05 June 2010

No voice (2 December 2009)

Amidst another disappointment in the fight for equality, the question that should be asked is not whether gay marriage is a legitimate demand. The apologies issued by Senate Republicans about "wrong timing" effectively blind us to what the New York defeat signifies. What is at stake is not only the invisibility or inexistence of queer legal identity but the perversion of our political voice. At a time when the advocates of "gay rights" seem to be most vociferous, so too their opponents who consistently demonstrate themselves to be the more powerful voice. This is indicated not only in the fact that the bill was defeated despite the fact that the great majority of discussion on the floor was voiced by proponents of the bill but that our politics renders the legitimacy of our cause unintelligible. Queer identity is always beholden to heteronormative terms: it will never be "the right time". The injustice here is not that a recognizably legitimate demand has been denied but that the demand is not even recognized. What today's defeat signifies is that the demand itself cannot be heard, for justice is self-compelling to those who have ears to hear. When the very possibility of articulating the right of gay marriage is undermined as a "political risk", this constitutes not only a denial of that right but the impossibility of even recognizing that it is a right.

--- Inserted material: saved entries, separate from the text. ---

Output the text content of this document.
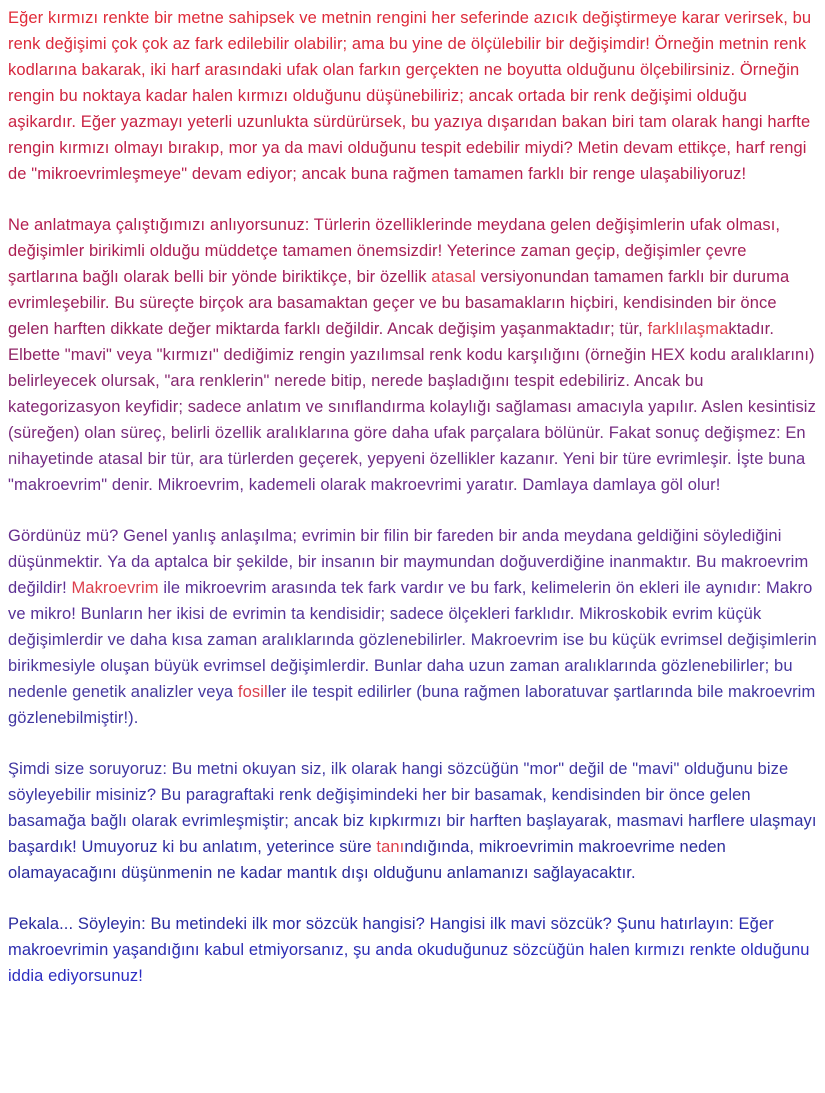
Eğer kırmızı renkte bir metne sahipsek ve metnin rengini her seferinde azıcık değiştirmeye karar verirsek, bu renk değişimi çok çok az fark edilebilir olabilir; ama bu yine de ölçülebilir bir değişimdir! Örneğin metnin renk kodlarına bakarak, iki harf arasındaki ufak olan farkın gerçekten ne boyutta olduğunu ölçebilirsiniz. Örneğin rengin bu noktaya kadar halen kırmızı olduğunu düşünebiliriz; ancak ortada bir renk değişimi olduğu aşikardır. Eğer yazmayı yeterli uzunlukta sürdürürsek, bu yazıya dışarıdan bakan biri tam olarak hangi harfte rengin kırmızı olmayı bırakıp, mor ya da mavi olduğunu tespit edebilir miydi? Metin devam ettikçe, harf rengi de "mikroevrimleşmeye" devam ediyor; ancak buna rağmen tamamen farklı bir renge ulaşabiliyoruz!

Ne anlatmaya çalıştığımızı anlıyorsunuz: Türlerin özelliklerinde meydana gelen değişimlerin ufak olması, değişimler birikimli olduğu müddetçe tamamen önemsizdir! Yeterince zaman geçip, değişimler çevre şartlarına bağlı olarak belli bir yönde biriktikçe, bir özellik atasal versiyonundan tamamen farklı bir duruma evrimleşebilir. Bu süreçte birçok ara basamaktan geçer ve bu basamakların hiçbiri, kendisinden bir önce gelen harften dikkate değer miktarda farklı değildir. Ancak değişim yaşanmaktadır; tür, farklılaşmaktadır. Elbette "mavi" veya "kırmızı" dediğimiz rengin yazılımsal renk kodu karşılığını (örneğin HEX kodu aralıklarını) belirleyecek olursak, "ara renklerin" nerede bitip, nerede başladığını tespit edebiliriz. Ancak bu kategorizasyon keyfidir; sadece anlatım ve sınıflandırma kolaylığı sağlaması amacıyla yapılır. Aslen kesintisiz (süreğen) olan süreç, belirli özellik aralıklarına göre daha ufak parçalara bölünür. Fakat sonuç değişmez: En nihayetinde atasal bir tür, ara türlerden geçerek, yepyeni özellikler kazanır. Yeni bir türe evrimleşir. İşte buna "makroevrim" denir. Mikroevrim, kademeli olarak makroevrimi yaratır. Damlaya damlaya göl olur!

Gördünüz mü? Genel yanlış anlaşılma; evrimin bir filin bir fareden bir anda meydana geldiğini söylediğini düşünmektir. Ya da aptalca bir şekilde, bir insanın bir maymundan doğuverdiğine inanmaktır. Bu makroevrim değildir! Makroevrim ile mikroevrim arasında tek fark vardır ve bu fark, kelimelerin ön ekleri ile aynıdır: Makro ve mikro! Bunların her ikisi de evrimin ta kendisidir; sadece ölçekleri farklıdır. Mikroskobik evrim küçük değişimlerdir ve daha kısa zaman aralıklarında gözlenebilirler. Makroevrim ise bu küçük evrimsel değişimlerin birikmesiyle oluşan büyük evrimsel değişimlerdir. Bunlar daha uzun zaman aralıklarında gözlenebilirler; bu nedenle genetik analizler veya fosiller ile tespit edilirler (buna rağmen laboratuvar şartlarında bile makroevrim gözlenebilmiştir!).

Şimdi size soruyoruz: Bu metni okuyan siz, ilk olarak hangi sözcüğün "mor" değil de "mavi" olduğunu bize söyleyebilir misiniz? Bu paragraftaki renk değişimindeki her bir basamak, kendisinden bir önce gelen basamağa bağlı olarak evrimleşmiştir; ancak biz kıpkırmızı bir harften başlayarak, masmavi harflere ulaşmayı başardık! Umuyoruz ki bu anlatım, yeterince süre tanındığında, mikroevrimin makroevrime neden olamayacağını düşünmenin ne kadar mantık dışı olduğunu anlamanızı sağlayacaktır.

Pekala... Söyleyin: Bu metindeki ilk mor sözcük hangisi? Hangisi ilk mavi sözcük? Şunu hatırlayın: Eğer makroevrimin yaşandığını kabul etmiyorsanız, şu anda okuduğunuz sözcüğün halen kırmızı renkte olduğunu iddia ediyorsunuz!
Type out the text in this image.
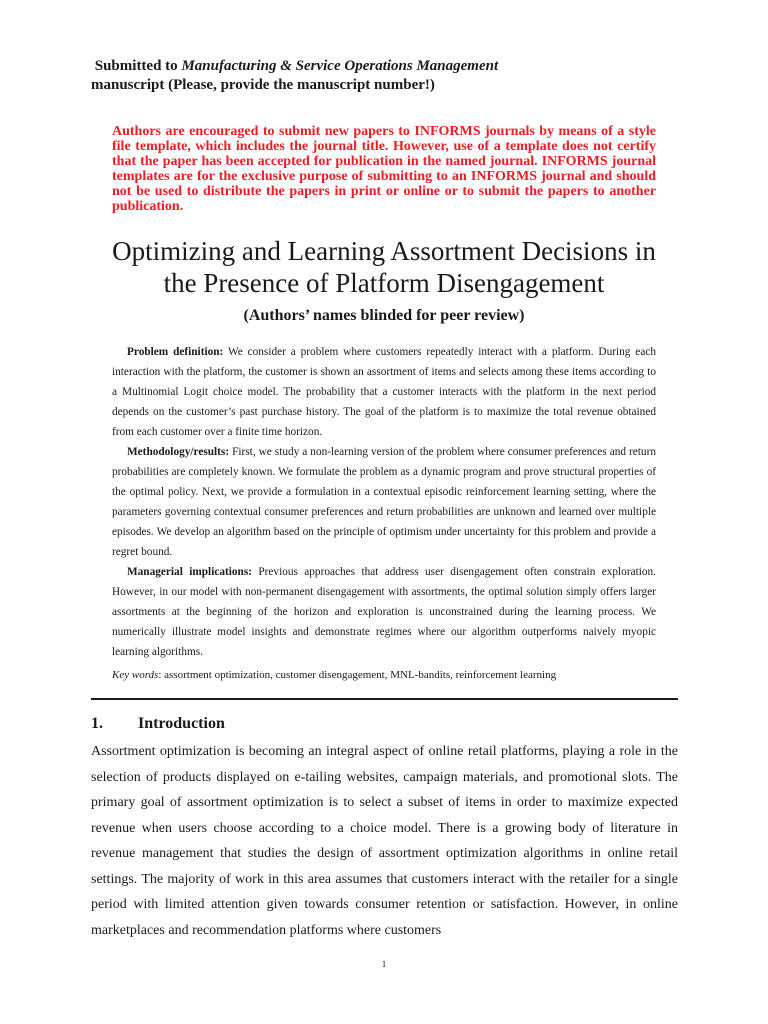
Submitted to Manufacturing & Service Operations Management
manuscript (Please, provide the manuscript number!)
Authors are encouraged to submit new papers to INFORMS journals by means of a style file template, which includes the journal title. However, use of a template does not certify that the paper has been accepted for publication in the named journal. INFORMS journal templates are for the exclusive purpose of submitting to an INFORMS journal and should not be used to distribute the papers in print or online or to submit the papers to another publication.
Optimizing and Learning Assortment Decisions in
the Presence of Platform Disengagement
(Authors’ names blinded for peer review)

Problem definition: We consider a problem where customers repeatedly interact with a platform. During each interaction with the platform, the customer is shown an assortment of items and selects among these items according to a Multinomial Logit choice model. The probability that a customer interacts with the platform in the next period depends on the customer’s past purchase history. The goal of the platform is to maximize the total revenue obtained from each customer over a finite time horizon.

Methodology/results: First, we study a non-learning version of the problem where consumer preferences and return probabilities are completely known. We formulate the problem as a dynamic program and prove structural properties of the optimal policy. Next, we provide a formulation in a contextual episodic reinforcement learning setting, where the parameters governing contextual consumer preferences and return probabilities are unknown and learned over multiple episodes. We develop an algorithm based on the principle of optimism under uncertainty for this problem and provide a regret bound.

Managerial implications: Previous approaches that address user disengagement often constrain exploration. However, in our model with non-permanent disengagement with assortments, the optimal solution simply offers larger assortments at the beginning of the horizon and exploration is unconstrained during the learning process. We numerically illustrate model insights and demonstrate regimes where our algorithm outperforms naively myopic learning algorithms.

Key words: assortment optimization, customer disengagement, MNL-bandits, reinforcement learning

1. Introduction

Assortment optimization is becoming an integral aspect of online retail platforms, playing a role in the selection of products displayed on e-tailing websites, campaign materials, and promotional slots. The primary goal of assortment optimization is to select a subset of items in order to maximize expected revenue when users choose according to a choice model. There is a growing body of literature in revenue management that studies the design of assortment optimization algorithms in online retail settings. The majority of work in this area assumes that customers interact with the retailer for a single period with limited attention given towards consumer retention or satisfaction. However, in online marketplaces and recommendation platforms where customers

1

When the executive director of the New York State Catholic Conference says that today is "a victory for the basic building block of our society", we learn three things. First, that we still believe that the political can be derived from the biological--which is precisely the logic of European fascism. Second, that "the family" is baldly asserted to be among the conditions of economic reproduction--and that this fact should be not only a political but of a moral value. Third, that the fundamental values of our culture remain essentially anti-liberal--and that the avatars of this antequated moralism continue to patrol the border. The very articulation of our demands will always be on their terms: as long as marriage continues to be not only defined but thought heteronomatively, the very term "gay marriage" will remain, quite literally, unintelligible and we will never have a voice that is our own but always spoken through the voice of another.